Embora ele seja pobre nas coisas deste mundo e tratado com desdém pelas pessoas deste mundo, ele tem que se lembrar quem ele é em Cristo. 

Não há portanto nenhuma vantagem em ser rico ou pobre mas ser de Cristo e suportar a tentação e ser aprovado por Deus, porque são estes que receberão a coroa da vida, a qual o Senhor tem prometido aos que O amam.

Uma outra coisa que devemos saber quanto às tentações, é quanto à sua fonte, porque nenhuma delas procede diretamente de Deus, porque Ele não pode ser tentado pelo mal, como também em Sua própria natureza bondosa e perfeita a ninguém pode tentar.
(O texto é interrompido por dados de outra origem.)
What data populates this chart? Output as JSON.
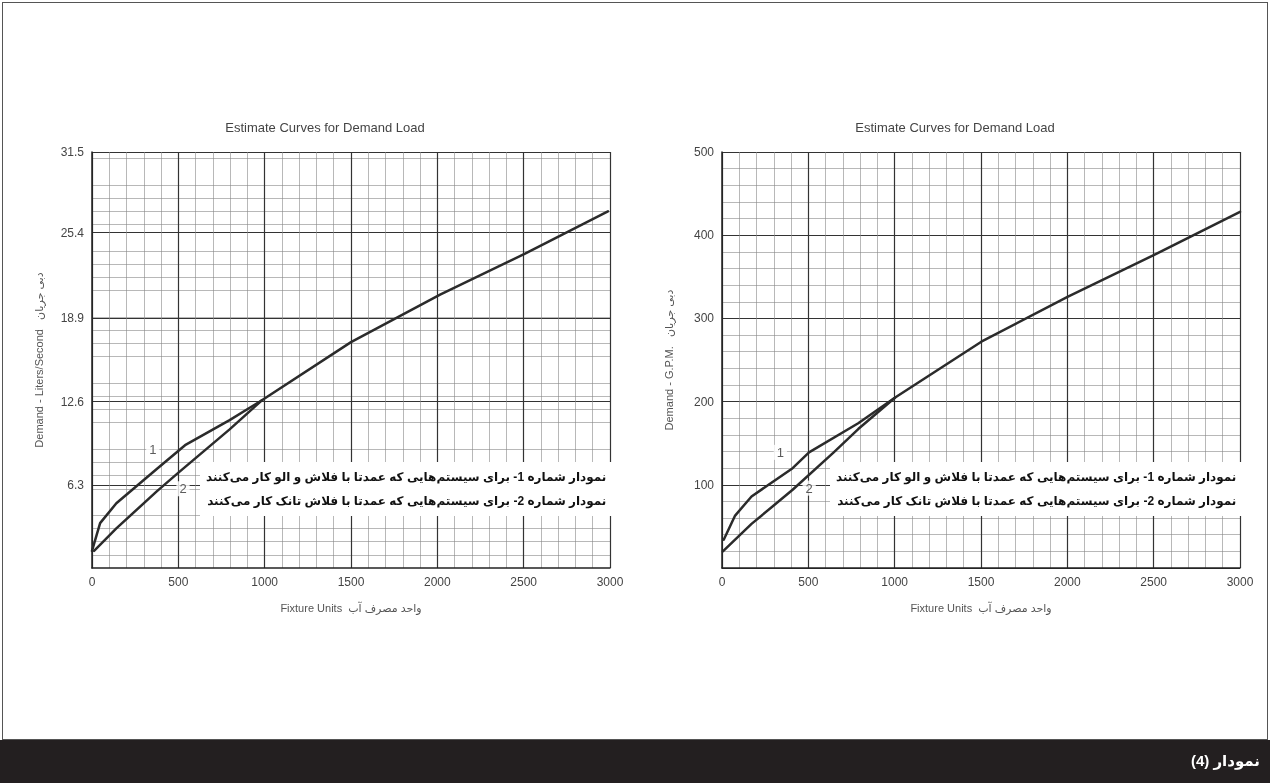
{
  "chart_data": [
    {
      "type": "line",
      "title": "Estimate Curves for Demand Load",
      "xlabel": "Fixture Units  واحد مصرف آب",
      "ylabel": "Demand - Liters/Second   دبی جریان",
      "xlim": [
        0,
        3000
      ],
      "ylim": [
        0,
        31.5
      ],
      "xticks": [
        0,
        500,
        1000,
        1500,
        2000,
        2500,
        3000
      ],
      "yticks": [
        6.3,
        12.6,
        18.9,
        25.4,
        31.5
      ],
      "grid": true,
      "marker": "none",
      "line_style": "solid",
      "series": [
        {
          "color": "#2b2b2b",
          "x": [
            0,
            47,
            141,
            375,
            539,
            797,
            984,
            1500,
            2016,
            2508,
            2988
          ],
          "values": [
            1.3,
            3.4,
            4.9,
            7.5,
            9.3,
            11.2,
            12.7,
            17.1,
            20.7,
            23.8,
            27.0
          ]
        },
        {
          "color": "#2b2b2b",
          "x": [
            12,
            141,
            375,
            499,
            797,
            984
          ],
          "values": [
            1.3,
            3.0,
            5.8,
            7.2,
            10.5,
            12.7
          ]
        }
      ],
      "annotations": [
        "نمودار شماره 1-  برای سیستم‌هایی که عمدتا با فلاش و الو کار می‌کنند",
        "نمودار شماره 2-  برای سیستم‌هایی که عمدتا با فلاش تانک کار می‌کنند",
        {
          "text": "1",
          "x": 352,
          "y": 9.0
        },
        {
          "text": "2",
          "x": 527,
          "y": 6.0
        },
        "نمودار (4)"
      ]
    },
    {
      "type": "line",
      "title": "Estimate Curves for Demand Load",
      "xlabel": "Fixture Units  واحد مصرف آب",
      "ylabel": "Demand - G.P.M.   دبی جریان",
      "xlim": [
        0,
        3000
      ],
      "ylim": [
        0,
        500
      ],
      "xticks": [
        0,
        500,
        1000,
        1500,
        2000,
        2500,
        3000
      ],
      "yticks": [
        100,
        200,
        300,
        400,
        500
      ],
      "grid": true,
      "marker": "none",
      "line_style": "solid",
      "series": [
        {
          "color": "#2b2b2b",
          "x": [
            10,
            76,
            171,
            409,
            504,
            789,
            1003,
            1502,
            2001,
            2500,
            3000
          ],
          "values": [
            34,
            63,
            86,
            120,
            139,
            174,
            205,
            272,
            326,
            376,
            428
          ]
        },
        {
          "color": "#2b2b2b",
          "x": [
            5,
            171,
            409,
            647,
            789,
            1003
          ],
          "values": [
            20,
            53,
            94,
            139,
            167,
            205
          ]
        }
      ],
      "annotations": [
        "نمودار شماره 1-  برای سیستم‌هایی که عمدتا با فلاش و الو کار می‌کنند",
        "نمودار شماره 2-  برای سیستم‌هایی که عمدتا با فلاش تانک کار می‌کنند",
        {
          "text": "1",
          "x": 338,
          "y": 139
        },
        {
          "text": "2",
          "x": 505,
          "y": 96
        }
      ]
    }
  ]
}
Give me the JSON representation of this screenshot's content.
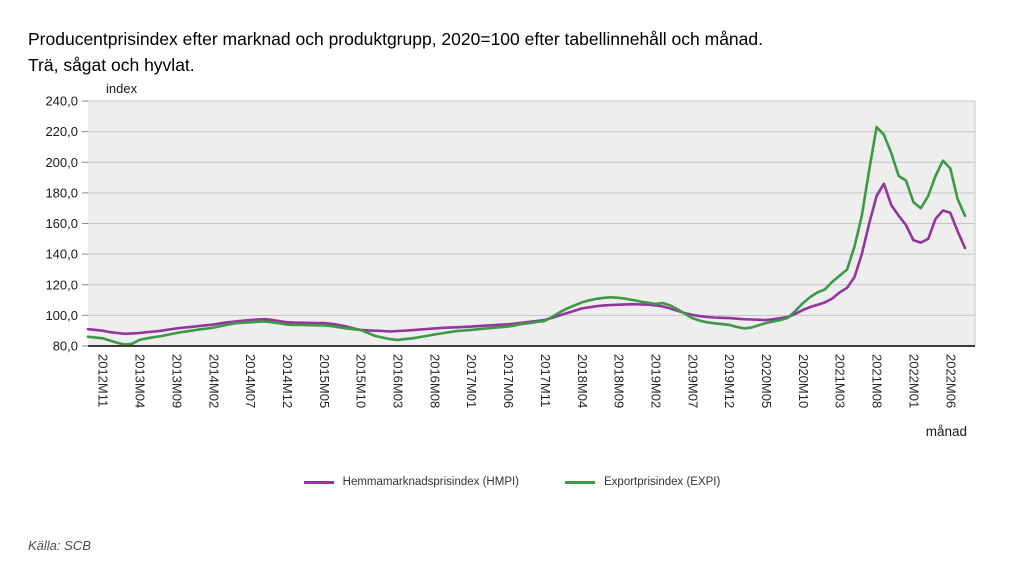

Isto é, Deus jamais atuará para conduzir qualquer pessoa à prática do pecado, a transgredir a Sua vontade ou a enfraquecer na fé.

Por isso Ele deu aos crentes, não um Espírito desanimador, mas um Espírito consolador.

Deus nunca agirá para desanimar os Seus filhos, senão para animá-los, e por este motivo lhes ordena que tenham bom ânimo em suas aflições, porque Ele mesmo está sempre pronto a animá-los para que sustentem um firme e bom testemunho de coragem e fé, ainda quando se encontrarem nas condições mais extremas de fraqueza. 

Ele sempre procurará nos livrar da condição de abatimento pela concessão da Sua graça.

A fonte da tentação é tanto interior quanto exterior.

A interior está na nossa própria natureza terrena decaída no pecado, que nos leva a cobiçar e a pecar.

Até mesmo as tentações que recebemos do exterior, da parte de Satanás e do mundo, nos vêm como ações, sobre esta fonte interior da nossa própria cobiça.

De maneira que estas ações exteriores nada mais fazem do que estimular o mal que habita na nossa própria carne.

Se Deus nos gerou, como Seus filhos, nascidos do Espírito, pela Sua palavra para que fôssemos como as primícias das suas criaturas, do novo céu e da nova terra que Ele trará à existência para serem habitados pelos crentes, como poderia estar agindo para produzir o mal?

Dele, isto é, do céu, só podemos esperar toda boa dádiva e todo dom perfeito, sem qualquer variação nos Seus propósitos eternos, porque Ele mesmo não muda, e tem determinado formar um povo exclusivamente Seu, zeloso de boas obras.

Isto não exclui evidentemente as Suas ações corretivas e os Seus juízos contra o pecado.